Against this backdrop of far-reaching change, Abengoa is today a world benchmark in the development of innovative technological solutions for sustainable development. Abengoa and its business units’ policies and innovation strategies seek to make sustainable use of resources and raw materials so as to harness their entire life cycles. This is why Abengoa today is an international leader in many key areas of the Green Economy. The concept of “Green Economy” was coined in the midst of the present world economic crisis as part of the Global Green New Deal, the United Nations Environment Program mooted on October 22, 2008 to address the interdependence between economic activity and natural ecosystems, more specifically, industry’s harmful implications for climate change and global warming.

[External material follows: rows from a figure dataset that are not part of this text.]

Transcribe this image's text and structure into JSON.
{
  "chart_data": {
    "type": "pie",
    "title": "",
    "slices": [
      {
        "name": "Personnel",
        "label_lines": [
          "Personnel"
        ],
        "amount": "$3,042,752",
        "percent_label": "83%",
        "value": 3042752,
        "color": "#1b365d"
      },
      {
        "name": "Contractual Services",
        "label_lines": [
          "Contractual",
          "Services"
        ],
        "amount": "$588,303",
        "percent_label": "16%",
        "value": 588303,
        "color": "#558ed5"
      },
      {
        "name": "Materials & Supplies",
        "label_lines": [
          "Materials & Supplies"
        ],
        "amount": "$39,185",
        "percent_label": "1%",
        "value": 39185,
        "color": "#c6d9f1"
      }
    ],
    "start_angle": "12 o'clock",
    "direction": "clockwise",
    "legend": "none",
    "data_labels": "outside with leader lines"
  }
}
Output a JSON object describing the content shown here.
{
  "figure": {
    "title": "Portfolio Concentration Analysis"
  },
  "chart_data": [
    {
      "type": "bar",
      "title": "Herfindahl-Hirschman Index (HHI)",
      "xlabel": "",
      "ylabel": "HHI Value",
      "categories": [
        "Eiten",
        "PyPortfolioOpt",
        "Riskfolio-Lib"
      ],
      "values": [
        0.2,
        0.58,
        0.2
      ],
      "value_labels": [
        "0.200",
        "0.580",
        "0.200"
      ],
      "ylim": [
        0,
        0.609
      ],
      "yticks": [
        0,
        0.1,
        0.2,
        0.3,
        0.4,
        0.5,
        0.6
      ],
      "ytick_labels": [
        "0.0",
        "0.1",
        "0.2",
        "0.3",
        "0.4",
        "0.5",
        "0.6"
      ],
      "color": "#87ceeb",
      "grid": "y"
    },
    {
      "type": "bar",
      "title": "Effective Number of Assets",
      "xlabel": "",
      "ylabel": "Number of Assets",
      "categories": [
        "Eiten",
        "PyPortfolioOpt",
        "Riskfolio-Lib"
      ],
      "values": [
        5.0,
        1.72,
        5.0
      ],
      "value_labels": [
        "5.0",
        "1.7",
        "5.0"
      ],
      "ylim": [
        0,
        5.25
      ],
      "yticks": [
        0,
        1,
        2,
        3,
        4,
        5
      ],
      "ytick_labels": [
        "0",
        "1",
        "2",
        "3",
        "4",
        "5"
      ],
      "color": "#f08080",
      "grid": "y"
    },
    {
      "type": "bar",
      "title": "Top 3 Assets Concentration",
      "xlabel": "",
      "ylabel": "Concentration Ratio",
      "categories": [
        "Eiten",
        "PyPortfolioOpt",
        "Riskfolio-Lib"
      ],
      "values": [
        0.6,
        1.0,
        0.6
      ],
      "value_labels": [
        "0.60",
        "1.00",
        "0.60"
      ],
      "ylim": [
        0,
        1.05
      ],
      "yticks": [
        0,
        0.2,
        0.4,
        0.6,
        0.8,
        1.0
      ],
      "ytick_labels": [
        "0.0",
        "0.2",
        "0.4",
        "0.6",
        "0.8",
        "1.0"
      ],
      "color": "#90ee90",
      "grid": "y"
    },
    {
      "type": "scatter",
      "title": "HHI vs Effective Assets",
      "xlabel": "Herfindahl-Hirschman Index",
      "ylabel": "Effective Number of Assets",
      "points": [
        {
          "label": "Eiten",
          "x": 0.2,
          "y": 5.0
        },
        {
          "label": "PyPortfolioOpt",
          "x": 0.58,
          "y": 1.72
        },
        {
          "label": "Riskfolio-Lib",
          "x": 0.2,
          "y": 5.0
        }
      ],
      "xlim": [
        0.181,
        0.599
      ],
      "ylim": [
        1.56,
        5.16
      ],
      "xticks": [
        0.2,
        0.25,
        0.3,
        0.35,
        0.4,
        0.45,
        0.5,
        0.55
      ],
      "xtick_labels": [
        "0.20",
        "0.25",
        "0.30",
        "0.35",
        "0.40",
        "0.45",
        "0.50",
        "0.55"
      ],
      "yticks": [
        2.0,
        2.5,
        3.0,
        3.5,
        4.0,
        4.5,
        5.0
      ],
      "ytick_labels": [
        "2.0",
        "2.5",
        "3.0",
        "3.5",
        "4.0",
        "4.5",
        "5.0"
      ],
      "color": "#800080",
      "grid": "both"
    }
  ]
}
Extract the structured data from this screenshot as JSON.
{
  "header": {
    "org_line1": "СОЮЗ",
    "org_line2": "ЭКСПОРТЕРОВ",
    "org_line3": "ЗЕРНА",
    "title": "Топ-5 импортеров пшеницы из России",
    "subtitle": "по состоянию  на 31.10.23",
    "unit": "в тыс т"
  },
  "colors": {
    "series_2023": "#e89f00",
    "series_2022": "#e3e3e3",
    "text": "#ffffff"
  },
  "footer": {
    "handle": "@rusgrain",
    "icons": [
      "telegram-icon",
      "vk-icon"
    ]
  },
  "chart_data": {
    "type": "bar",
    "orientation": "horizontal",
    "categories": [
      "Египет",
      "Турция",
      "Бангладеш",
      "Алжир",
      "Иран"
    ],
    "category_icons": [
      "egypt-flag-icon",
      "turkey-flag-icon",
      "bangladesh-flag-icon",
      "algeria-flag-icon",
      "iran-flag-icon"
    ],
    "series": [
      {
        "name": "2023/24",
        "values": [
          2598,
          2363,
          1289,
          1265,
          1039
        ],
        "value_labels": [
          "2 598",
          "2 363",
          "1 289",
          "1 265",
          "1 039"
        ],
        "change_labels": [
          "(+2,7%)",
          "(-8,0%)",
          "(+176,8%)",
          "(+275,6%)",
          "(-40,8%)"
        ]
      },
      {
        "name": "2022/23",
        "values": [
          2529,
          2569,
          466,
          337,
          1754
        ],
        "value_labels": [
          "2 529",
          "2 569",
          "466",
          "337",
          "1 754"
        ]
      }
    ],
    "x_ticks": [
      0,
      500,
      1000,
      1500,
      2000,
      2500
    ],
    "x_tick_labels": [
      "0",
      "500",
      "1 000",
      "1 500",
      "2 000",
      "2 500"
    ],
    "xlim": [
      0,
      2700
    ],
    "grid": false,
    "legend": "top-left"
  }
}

President Obama used the term “Green Economy” in his speech to the United States Congress on February 25, 2009 in connection with his ambitious program of energy reform. The new scheme, popularly known as “cap and trade,” aims to lower greenhouse gas emissions by 80 % by 2050 and to create millions of new, “green” jobs.
In Spain, the Council of Ministers set its seal on the new Sustainable Economy Bill on March 19, 2010. Regarded as the centerpiece of the current legislative term, the new law is intended to bring about much-needed change in the Spanish economy over the next ten years by basing it on higher value-added industries: This calls for enhanced innovation and competitiveness.

Abengoa, for its part, has been working on the challenge posed by sustainability for the past twenty years. It has honed its capacity for technological innovation as the right tool for this paradigm shift. Abengoa has invested in research, development and innovation, recruited and developed the necessary talent, and disseminated the most promising technologies on a global scale.